Depuis le 4 mars, on peut assister à quelques représentations d’Intersections au Périscope. La particularité? Nous plonger dans cinq mouvements sociaux très récents, d’une manière à la fois intime et universelle. Une pièce bien plus interactive et personnelle que la majorité des zoom auxquels vous avez dû assister depuis une année.

Intersections part de l’expérience individuelle vécue par cinq jeunes personnes lors de soulèvements populaires, et nous plonge dans le mouvement vert de Téhéran en 2009, la révolution tunisienne de 2010, le mouvement des indignés à Barcelone en 2011, le printemps érable de 2012, et le Mouvement Tournesol des Étudiants à Taiwan en 2014. Des mouvements où les réseaux sociaux ont joué un rôle important pour catalyser les actions de la jeunesse qui se mobilisait.

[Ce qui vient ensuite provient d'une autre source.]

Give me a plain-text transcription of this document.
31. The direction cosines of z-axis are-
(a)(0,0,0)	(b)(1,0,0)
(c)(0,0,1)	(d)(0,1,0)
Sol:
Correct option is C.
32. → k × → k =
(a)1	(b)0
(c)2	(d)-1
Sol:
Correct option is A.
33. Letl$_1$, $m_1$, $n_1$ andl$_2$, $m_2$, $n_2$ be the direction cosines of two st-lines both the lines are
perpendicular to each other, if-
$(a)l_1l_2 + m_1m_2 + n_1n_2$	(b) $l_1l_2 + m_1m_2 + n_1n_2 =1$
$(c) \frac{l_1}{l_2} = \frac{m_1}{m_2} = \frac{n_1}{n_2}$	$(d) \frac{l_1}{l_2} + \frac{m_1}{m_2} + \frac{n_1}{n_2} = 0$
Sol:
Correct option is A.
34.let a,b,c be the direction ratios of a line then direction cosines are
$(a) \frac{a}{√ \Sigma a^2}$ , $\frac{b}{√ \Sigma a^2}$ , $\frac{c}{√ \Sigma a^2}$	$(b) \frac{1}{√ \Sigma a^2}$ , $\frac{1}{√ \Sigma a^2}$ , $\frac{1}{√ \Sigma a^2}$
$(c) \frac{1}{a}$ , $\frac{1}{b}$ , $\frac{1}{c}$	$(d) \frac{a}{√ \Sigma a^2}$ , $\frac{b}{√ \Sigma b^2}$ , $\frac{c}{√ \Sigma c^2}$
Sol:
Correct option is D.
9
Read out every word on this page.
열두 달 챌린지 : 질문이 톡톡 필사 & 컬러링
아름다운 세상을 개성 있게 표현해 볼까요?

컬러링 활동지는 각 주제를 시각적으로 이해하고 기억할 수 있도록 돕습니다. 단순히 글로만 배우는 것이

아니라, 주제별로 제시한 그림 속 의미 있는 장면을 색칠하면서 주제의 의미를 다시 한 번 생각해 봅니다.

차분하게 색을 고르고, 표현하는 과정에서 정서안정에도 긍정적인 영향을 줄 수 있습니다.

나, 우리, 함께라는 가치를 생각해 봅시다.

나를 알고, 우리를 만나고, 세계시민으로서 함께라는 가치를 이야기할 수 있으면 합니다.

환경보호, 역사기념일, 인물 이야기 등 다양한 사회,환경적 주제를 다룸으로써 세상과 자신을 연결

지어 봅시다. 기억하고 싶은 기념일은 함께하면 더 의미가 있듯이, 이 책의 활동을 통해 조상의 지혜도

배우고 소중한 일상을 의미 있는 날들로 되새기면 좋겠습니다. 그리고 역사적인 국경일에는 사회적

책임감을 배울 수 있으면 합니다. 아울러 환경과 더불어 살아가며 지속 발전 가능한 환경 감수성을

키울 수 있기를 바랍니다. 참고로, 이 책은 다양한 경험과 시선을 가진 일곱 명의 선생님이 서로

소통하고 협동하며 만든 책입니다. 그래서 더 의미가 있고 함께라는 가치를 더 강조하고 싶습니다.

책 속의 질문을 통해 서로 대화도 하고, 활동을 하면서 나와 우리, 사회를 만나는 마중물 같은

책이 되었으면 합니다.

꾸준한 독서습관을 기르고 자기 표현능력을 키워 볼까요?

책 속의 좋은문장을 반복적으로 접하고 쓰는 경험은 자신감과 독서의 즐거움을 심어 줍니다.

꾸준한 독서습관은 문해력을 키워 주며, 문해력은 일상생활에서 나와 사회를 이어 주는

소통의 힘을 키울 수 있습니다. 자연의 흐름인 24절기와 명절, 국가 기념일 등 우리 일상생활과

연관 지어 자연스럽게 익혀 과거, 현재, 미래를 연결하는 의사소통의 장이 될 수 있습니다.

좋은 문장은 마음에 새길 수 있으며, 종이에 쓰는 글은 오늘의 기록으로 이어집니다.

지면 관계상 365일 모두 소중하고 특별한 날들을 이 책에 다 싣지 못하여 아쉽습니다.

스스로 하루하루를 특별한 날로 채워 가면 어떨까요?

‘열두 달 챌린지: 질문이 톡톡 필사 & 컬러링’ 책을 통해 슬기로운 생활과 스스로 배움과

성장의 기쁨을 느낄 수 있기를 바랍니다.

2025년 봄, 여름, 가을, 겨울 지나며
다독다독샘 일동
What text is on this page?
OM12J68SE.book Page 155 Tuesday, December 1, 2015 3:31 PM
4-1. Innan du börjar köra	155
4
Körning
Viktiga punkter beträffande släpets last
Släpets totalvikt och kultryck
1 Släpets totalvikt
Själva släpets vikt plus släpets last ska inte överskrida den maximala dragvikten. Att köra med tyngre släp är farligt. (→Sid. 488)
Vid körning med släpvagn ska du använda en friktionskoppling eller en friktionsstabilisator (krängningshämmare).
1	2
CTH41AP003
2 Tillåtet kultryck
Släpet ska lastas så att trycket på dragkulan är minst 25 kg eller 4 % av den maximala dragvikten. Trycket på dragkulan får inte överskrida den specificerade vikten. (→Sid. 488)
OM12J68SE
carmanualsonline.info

Et aujourd’hui, la technologie permet de faire revivre ces liens, en nous offrant l’expérience d’un partage en direct de plusieurs pays et de nos salons.

Chaque artiste nous raconte sa révolution, son parcours, dialogue avec les autres personnes et le public, et l’on voit peu à peu des liens se tisser dans les expériences individuelles, là où l’intime rencontre l’Histoire. On perçoit les envies communes de changer le monde, de faire partie d’un mouvement collectif, la joie d’aller contre l’ordre établi… Le travail d’écriture et de mise en scène de Mireille Camier et Ricard Soler Mallol parvient à rendre visible par de docu-théâtre les liens qui traversent la prise de conscience et l’essence des mouvements collectifs, au-delà des situations particulières propres à chaque révolution.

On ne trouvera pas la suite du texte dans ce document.